聶隱孃的心中一震,她已經隱約明白了,這篇傳奇將以怎樣殘忍的方式誕生。

主人的聲音依舊淡然:「為此,我創造了傳奇,創造了你們。修羅鎮就是我的畫布,我的力量就是畫筆,而你們,就是我筆下那栩栩如生的人物。」

她望著渾圓的皓月,聲音中流露出淡淡的蒼涼:「為了這場供奉,我無意中將弟弟推上了祭臺,而後又刻意的,將霍小玉、將我自己、將我最心愛的傳奇們奉獻上去。

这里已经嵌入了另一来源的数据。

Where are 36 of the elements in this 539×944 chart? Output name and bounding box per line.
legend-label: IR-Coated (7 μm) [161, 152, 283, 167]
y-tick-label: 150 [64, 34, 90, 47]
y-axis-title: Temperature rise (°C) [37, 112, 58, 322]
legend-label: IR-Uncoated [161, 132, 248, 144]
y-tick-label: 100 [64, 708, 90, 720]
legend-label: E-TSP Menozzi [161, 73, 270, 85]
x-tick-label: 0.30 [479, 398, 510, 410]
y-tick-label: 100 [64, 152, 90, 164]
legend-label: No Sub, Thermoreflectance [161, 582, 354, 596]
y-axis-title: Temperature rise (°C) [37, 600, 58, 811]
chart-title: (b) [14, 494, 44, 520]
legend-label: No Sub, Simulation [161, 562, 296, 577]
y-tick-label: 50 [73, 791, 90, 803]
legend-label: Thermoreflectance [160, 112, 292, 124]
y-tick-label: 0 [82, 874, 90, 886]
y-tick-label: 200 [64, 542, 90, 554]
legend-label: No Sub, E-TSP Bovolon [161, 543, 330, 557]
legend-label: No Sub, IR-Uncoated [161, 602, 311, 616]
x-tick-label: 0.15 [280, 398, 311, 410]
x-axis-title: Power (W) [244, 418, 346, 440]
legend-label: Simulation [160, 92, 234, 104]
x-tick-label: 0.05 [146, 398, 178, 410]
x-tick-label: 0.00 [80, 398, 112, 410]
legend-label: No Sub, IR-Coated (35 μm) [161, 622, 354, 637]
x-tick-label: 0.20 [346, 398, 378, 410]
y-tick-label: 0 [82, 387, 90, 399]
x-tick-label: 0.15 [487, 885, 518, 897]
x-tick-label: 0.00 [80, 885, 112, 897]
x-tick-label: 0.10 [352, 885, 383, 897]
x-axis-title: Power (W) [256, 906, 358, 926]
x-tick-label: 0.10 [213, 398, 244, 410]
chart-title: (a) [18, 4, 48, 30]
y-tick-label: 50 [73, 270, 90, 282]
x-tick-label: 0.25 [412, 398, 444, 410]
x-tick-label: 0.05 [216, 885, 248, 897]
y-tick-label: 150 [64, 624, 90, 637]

我宛如傳說中那獻祭了孩子的母親,孩子的每一次皺眉,每一聲啼哭,都讓我痛斷肝腸。但是……」

她的聲音低到極處,卻陡然一凜:「但是我不後悔。」

「這篇會聚了十二傳奇人物的全新長卷,將以‘步非煙’的名字命名,從而在世間萬古流傳。它將超越了唐人的《步非煙傳》,成為天下無雙無對的傳奇。」

她靜靜的望著聶隱娘和柳毅,面色平靜如水,一字字道:「這就是我一心一意描畫的,第十三篇傳奇。」

聶隱娘怔了怔,似乎還在思索她話中的含義。她艱難的點了點頭:「原來第十三篇叫做《步非煙》的傳奇,並不是唐人寫的《步非煙傳》,而是我們在修羅鎮上演出的故事。」

主人淡淡笑道:「不錯,這才是以我為名的傳奇,才是只屬於我的傳奇。這也是我為神明獻上的最珍貴的祭品、生命的供奉。」

她深深的看了柳毅、聶隱娘和紅線一眼:「你們的,和我的生命。我們的人生,這就是一部最好的傳奇。前人沒有寫過,以後也不會再有。」

聶隱娘與柳毅深吸一口氣,他們聽出了話中的瘋狂、殘刻,卻無法否認她的話。

主人平靜的眸子中又透出一縷苦澀:「但是,你們的傳奇剛剛上演到鼎盛年華,我的生命卻已經到了盡頭,你們是我最好的作品,作為創造了你們的我,不忍心讓你們孤獨的留在這個汙濁的世界。所以,我不得不提前讓你們走向結局。」

她的臉上露出一縷微笑,卻真宛如一個十一二歲的孩子般純淨:「最完美的,傳奇的結局。」

聶隱娘、柳毅被她的笑容所懾,一時說不出話來。

「所以,我讓你們來到修羅小鎮,按照我希望的結局死去。我創造了你們,又毀滅你們,這就是傳奇的寫法,也是創作者的特權。」她仰頭望著如霜的月色,一字字道:「從此,這以我命名的傳說,將會在人間代代流傳,成為不可複寫的經典。」

聶隱娘終於忍不住打斷她:「可是,你信奉的神明真的存在麼?即便存在,為了完成這虛無飄渺的祭祀,你就要讓我們全部死去?」

主人回頭看著她,冷冷道:「在神明眼中,完美的藝術比生命珍貴一萬倍。為了這個偉大的傳奇沒有遺憾,為了讓藝術的神明得到歡愉,獻出你們短暫的生命又有什麼可惜?」

聶隱娘搖了搖頭:「沒有什麼,比生命更加寶貴!」

主人搖頭道:「人生苦短,不過百年,而一部完美的傳奇卻會萬古流傳。你或許現在還不明白,但總有一天,會同意我的看法。」

聶隱娘搖了搖頭,她這一生中,曾見過不少執著的人。有人執著於權力,有人執著於金錢,就在傳奇中,王仙客執於親情,謝小娥執於仇恨,霍小玉執著愛……他們都將所執的人和物看的比生命還要重要,不惜用一生的時間去尋找、守護。然而,他們那無所不能的主人,卻執著於一個虛無飄渺的傳奇,一個會流傳千古的故事,不惜拋棄她錦衣玉食,叱吒風雲的生活。這卻是聶隱娘無論如何也不能理解的。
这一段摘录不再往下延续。